Did you know dogs have rather poor eyesight? They are colour blind and can’t distinguish between shades. Good thing dogs aren’t wine drinkers. One of the most pleasurable aspects of wine is enjoying its colour. And in the long summer evenings, we’re finding that our glasses look pretty in pink.
The subtle shades of rosé are delicate and beautiful. Ranging from soft coral to almost red, rosé wines have their own rainbow. The pink tint you see in a glass of rosé comes from a) the kind of grapes used and b) the amount of time the grape skins have been left to mingle with the wine juice before separated. Generally speaking, the longer the skins are left in the vat, the darker the colour. But just like red and white wines, each kind of rosé wine has its own unique characteristics and flavours.
Quick shade spectrum roundup:
Rose petal pink: Light pink rosés are typically borne from Provence and are most often made from Grenache or Cinsault grapes. Light, dry and crisp with flavours of raspberries, cherries, sometimes even citrus notes.
Proper pink: There are so many shades of rosé, they cannot be categorised in one little box, but a bright pink rosé will tend to be fresh, fruity and punchy. Italian rosé, rosato, specifically from Puglia, is renowned for making distinct rosés. Try our kegged Italian rosé for a mouthful of smooth fresh berries.
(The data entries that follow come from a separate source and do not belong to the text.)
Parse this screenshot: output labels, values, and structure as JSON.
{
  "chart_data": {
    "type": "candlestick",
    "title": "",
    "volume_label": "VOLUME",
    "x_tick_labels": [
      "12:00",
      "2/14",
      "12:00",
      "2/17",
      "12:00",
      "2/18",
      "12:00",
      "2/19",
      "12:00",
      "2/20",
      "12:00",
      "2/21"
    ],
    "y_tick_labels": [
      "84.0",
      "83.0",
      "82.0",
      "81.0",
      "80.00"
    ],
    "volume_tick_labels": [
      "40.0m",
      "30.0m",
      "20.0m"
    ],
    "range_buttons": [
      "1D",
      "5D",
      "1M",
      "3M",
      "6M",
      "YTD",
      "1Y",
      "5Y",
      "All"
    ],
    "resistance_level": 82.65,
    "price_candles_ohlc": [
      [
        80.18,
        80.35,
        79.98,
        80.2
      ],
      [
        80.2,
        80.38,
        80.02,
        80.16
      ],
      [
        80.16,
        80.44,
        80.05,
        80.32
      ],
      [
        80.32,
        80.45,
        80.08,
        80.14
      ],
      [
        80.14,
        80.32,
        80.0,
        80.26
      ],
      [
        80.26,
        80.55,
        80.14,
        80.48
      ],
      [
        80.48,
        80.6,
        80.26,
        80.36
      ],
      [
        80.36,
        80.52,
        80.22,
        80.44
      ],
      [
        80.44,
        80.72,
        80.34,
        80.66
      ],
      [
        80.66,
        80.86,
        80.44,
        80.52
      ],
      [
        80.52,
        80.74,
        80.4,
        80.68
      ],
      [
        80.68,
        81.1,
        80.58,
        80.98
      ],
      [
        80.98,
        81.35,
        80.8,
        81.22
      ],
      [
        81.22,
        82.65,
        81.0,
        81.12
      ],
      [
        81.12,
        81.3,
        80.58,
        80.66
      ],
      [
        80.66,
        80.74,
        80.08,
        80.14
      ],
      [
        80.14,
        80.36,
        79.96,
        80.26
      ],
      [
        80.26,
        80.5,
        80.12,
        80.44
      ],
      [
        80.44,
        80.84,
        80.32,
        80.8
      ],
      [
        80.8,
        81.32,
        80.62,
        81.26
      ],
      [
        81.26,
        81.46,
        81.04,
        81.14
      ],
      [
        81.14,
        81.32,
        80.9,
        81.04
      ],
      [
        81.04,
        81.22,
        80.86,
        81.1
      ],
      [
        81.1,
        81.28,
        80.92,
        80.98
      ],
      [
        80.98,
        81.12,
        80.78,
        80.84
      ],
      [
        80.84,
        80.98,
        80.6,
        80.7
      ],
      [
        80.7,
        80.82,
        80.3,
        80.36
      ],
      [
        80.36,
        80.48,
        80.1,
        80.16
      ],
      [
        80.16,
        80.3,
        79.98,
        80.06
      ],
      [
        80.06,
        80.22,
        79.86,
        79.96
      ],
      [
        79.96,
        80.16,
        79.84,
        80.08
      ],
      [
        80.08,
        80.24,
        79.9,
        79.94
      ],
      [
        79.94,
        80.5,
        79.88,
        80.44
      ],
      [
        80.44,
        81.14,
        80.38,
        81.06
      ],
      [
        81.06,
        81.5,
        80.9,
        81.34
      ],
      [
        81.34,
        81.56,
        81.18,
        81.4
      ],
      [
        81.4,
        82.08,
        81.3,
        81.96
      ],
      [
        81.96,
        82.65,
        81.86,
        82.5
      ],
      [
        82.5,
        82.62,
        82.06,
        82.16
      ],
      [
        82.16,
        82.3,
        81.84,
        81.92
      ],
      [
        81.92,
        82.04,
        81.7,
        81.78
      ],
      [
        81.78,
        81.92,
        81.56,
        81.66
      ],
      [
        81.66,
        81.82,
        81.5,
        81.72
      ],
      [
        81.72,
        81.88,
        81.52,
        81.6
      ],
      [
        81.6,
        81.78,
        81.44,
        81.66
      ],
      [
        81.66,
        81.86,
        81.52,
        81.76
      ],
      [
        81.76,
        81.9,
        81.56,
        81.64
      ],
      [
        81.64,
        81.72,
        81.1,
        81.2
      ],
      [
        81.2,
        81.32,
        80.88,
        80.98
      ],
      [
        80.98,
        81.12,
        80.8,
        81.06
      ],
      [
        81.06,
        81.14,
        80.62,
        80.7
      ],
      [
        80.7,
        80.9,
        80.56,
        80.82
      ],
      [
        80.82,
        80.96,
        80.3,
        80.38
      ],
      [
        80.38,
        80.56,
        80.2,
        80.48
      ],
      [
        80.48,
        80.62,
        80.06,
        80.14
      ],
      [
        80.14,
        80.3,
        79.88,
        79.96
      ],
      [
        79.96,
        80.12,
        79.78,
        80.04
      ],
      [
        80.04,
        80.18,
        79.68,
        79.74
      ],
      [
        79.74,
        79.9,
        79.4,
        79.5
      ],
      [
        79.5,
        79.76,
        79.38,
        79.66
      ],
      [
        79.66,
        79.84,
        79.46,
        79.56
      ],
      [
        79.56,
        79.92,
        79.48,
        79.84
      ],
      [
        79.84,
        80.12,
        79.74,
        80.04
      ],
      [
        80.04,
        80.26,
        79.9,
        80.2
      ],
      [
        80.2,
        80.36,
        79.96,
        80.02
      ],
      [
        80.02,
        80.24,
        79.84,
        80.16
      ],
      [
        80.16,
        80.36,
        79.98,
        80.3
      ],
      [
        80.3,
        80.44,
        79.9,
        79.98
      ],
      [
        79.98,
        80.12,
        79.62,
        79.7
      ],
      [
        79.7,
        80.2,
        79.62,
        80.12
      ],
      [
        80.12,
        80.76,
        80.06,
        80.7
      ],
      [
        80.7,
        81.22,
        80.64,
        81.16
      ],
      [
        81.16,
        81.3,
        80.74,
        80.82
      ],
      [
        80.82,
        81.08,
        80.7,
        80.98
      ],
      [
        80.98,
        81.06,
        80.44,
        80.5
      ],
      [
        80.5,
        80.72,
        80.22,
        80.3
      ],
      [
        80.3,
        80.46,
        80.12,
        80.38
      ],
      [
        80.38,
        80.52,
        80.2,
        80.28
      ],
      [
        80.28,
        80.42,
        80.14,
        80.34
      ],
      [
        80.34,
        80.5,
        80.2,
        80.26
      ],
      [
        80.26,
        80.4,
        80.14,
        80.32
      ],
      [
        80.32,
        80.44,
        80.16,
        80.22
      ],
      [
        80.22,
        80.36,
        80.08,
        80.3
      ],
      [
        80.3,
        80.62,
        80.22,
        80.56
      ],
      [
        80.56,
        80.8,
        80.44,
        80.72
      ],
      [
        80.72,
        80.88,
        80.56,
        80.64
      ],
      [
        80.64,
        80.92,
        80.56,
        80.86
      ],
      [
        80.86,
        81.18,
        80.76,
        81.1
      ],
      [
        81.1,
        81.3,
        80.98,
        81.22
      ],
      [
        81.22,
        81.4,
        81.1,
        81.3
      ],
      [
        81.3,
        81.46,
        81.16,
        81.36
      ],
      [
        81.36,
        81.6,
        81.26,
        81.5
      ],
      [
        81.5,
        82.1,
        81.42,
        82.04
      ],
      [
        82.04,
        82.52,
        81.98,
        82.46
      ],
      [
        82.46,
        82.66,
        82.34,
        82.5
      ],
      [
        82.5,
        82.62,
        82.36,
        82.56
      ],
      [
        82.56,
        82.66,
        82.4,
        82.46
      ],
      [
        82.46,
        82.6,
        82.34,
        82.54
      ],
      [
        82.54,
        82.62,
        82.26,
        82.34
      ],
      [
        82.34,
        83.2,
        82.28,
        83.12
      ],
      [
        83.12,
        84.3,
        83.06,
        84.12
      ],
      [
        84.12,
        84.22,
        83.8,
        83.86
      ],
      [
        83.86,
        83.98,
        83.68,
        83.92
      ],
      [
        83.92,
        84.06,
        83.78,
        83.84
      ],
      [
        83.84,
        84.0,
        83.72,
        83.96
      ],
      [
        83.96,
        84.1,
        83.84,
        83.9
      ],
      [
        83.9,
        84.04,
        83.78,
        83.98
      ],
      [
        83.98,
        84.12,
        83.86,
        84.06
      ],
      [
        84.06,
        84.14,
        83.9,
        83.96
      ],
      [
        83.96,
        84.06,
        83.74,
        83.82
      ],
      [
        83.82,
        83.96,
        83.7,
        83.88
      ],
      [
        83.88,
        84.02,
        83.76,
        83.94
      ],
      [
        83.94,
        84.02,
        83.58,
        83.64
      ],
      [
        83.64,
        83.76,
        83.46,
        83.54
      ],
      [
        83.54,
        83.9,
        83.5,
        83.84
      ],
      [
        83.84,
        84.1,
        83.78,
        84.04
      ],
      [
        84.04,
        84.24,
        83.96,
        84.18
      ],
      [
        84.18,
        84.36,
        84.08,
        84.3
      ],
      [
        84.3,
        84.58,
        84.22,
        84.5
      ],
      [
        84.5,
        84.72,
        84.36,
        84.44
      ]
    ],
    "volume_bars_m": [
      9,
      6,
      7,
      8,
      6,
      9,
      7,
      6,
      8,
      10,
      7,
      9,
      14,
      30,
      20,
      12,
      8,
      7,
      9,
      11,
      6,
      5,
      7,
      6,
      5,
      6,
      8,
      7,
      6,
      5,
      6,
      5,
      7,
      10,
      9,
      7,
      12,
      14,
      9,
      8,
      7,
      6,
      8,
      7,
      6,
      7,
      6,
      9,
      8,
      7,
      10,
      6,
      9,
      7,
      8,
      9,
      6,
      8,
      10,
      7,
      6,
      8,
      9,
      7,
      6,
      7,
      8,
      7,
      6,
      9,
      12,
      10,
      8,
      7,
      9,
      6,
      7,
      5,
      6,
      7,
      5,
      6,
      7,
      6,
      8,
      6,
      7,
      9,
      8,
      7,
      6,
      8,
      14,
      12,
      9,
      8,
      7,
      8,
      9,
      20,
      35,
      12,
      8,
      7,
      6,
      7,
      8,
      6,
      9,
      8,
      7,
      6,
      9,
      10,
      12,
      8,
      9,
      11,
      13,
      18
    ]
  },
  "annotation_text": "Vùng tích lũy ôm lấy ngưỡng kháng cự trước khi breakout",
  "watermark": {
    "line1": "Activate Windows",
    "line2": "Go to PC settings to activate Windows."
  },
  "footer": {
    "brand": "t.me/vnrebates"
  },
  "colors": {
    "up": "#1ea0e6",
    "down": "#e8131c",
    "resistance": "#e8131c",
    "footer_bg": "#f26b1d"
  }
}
Verging towards red: Sometimes made from Syrah grapes, this shade is going to be your strongest rosé, due to the grape being so tannic. More spicy and hearty, this kind of rosé can even be paired with meat dishes. Look out for Tavel rosés. An AOC in southern Rhône, France, Tavel rosés are robust and fresh.
Rosés reach full capacity on the moreish scale in the height of summer, i.e right now, so why not consider stocking a kegged rosé?
These pretty pink wines are refreshing, characterful and gorgeous to look at, it’s a shame our office whippets can’t appreciate them.